Bloomberg Businessweek’s cover story on Jeff Bezos tells us more than we ever wanted to know about what a nasty person the CEO of Amazon is. Fascinating as the brutality details are, the article — which is an outtake from a new book on the e-commerce pioneer — buries the lead. Writer Brad Stone tracked down Bezos’ biological father, who did not even know the famous captain of industry was his son. Now that’s journalism. What Stone doesn’t do, unfortunately, is explain the link between Bezos’ lack of compassion and his parental loss.

One might expect Jony Ive — Apple’s design guru — to get more face time in Fast Company’s 10th annual innovation by design issue. After all, Editor Robert Safian anoints him “designer of the decade,” and his unshaven mug is featured on the mag’s cover. But the pub may disappoint those hoping to find a deeper dive into the brains behind the iPod and the man, in the post-Steve Jobs era, spearheading Apple’s design aesthetic. Elsewhere the mag reflects on major design turning points since 2004 but manages to miss Nintendo’s Wii in 2006 while proclaiming the Beats by Dr. Dre headphones a good thing.

The problem for most business mags is that with so much space to fill, it is hard to craft critical analyses for every page. Fortune’s Managing Editor Andy Serwer knows this all too well and his cover story, “Sheryl Sandberg: The Real Story,” proves that tackling big names and big issues doesn’t always pay off. A 2,500-word story on the Facebook COO breaks little ground and is filled with fawning adjectives. It is an insult to the neo-feminism it seeks to boost. Are we to be amazed she arrives at work with a cell phone glued to her ear or that, as the No. 2 exec at the No. 1 most-talked about tech launch, she is able to get senators and senior White House officials on the phone?

Forbes sure can toot its own horn, highlighting the 200 percent rise of its monthly readership compared to three years ago. But it’s a wonder the glossy business biweekly draws any eyeballs, given its relatively ho-hum coverage. Take for example, the feature by Jeff Bercovici on Twitter. The piece notes Twitter and TV broadcasters will be trying to leverage from each other to make money. #Noduh! Elsewhere, an item about the challenges facing new Carnival CEO Donald Arnold after the cruise line’s media disasters with Concordia and Triumph seems old and tired.

New York attempts an inside view into the workings of The Post, some of which we don’t recognize as particularly factual. The article did, however, get one thing right: “It is hard to imagine New York City without The Post’s scabrous running commentary.” In that spirit, we’ll comment that we’d like to imagine New York City without this magazine’s incurable obsession with real estate and home decor, whether it’s in New York City or someplace on the other side of the world. This week, we get 10 pages devoted to a Balinese treehouse.

The New Yorker’s profile of Twitter co-founder Jack Dorsey maps out a rather striking résumé.

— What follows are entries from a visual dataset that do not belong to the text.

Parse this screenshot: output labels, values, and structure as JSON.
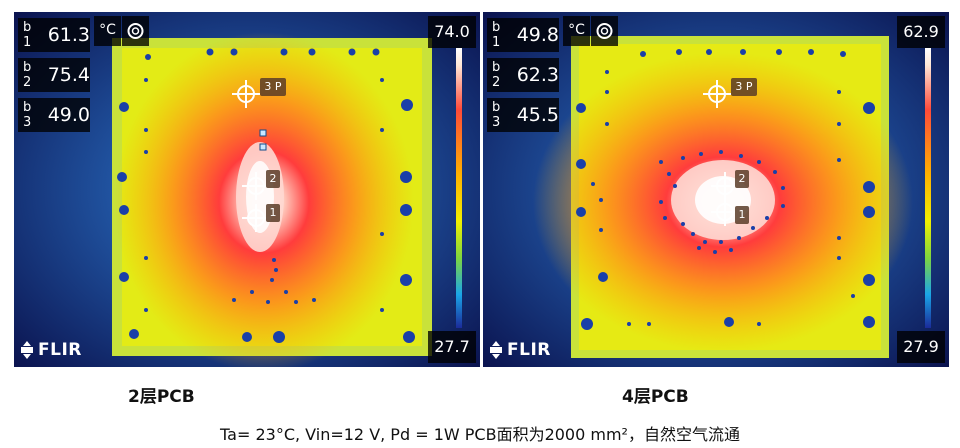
{
  "left_panel": {
    "readouts": [
      {
        "label": "b 1",
        "value": "61.3"
      },
      {
        "label": "b 2",
        "value": "75.4"
      },
      {
        "label": "b 3",
        "value": "49.0"
      }
    ],
    "unit": "°C",
    "scale_max": "74.0",
    "scale_min": "27.7",
    "spot_labels": [
      "3 P",
      "2",
      "1"
    ],
    "logo_text": "FLIR",
    "caption": "2层PCB"
  },
  "right_panel": {
    "readouts": [
      {
        "label": "b 1",
        "value": "49.8"
      },
      {
        "label": "b 2",
        "value": "62.3"
      },
      {
        "label": "b 3",
        "value": "45.5"
      }
    ],
    "unit": "°C",
    "scale_max": "62.9",
    "scale_min": "27.9",
    "spot_labels": [
      "3 P",
      "2",
      "1"
    ],
    "logo_text": "FLIR",
    "caption": "4层PCB"
  },
  "bottom_caption": "Ta= 23°C, Vin=12 V, Pd = 1W PCB面积为2000 mm²，自然空气流通",
  "colors": {
    "background": "#0b1450",
    "board": "#d8e51a",
    "hot": "#ff3d3d",
    "overlay": "#000000"
  }
}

We were impressed to learn, for example, that Dorsey did stints as a clothing designer and a baby-sitter, in that order. We also like the fact that he’s a failed massage therapist, and that a key inspiration for Twitter was Dorsey’s childhood fascination with a police scanner. “I definitely feel the most fundamental issue is economic equality,” Dorsey says. That issue, evidently, is one that is also fueling Dorsey’s ambition to become mayor of New York City. Funny, because when he asked Michael Bloomberg for advice on how to land the job, Bloomberg said, “Become a billionaire!”

Indeed, Time’s profile of Bloomberg seems to confirm that his self-worship is based largely on his billionaire status, and his worship of other billionaires who he says are busy saving the world. “If we didn’t have private philanthropy, you never would have had Impressionism,” Bloomberg declares, apparently forgetting that Vincent Van Gogh was living in abject poverty when he cranked out the masterpieces that the world’s billionaires are now busy stashing away.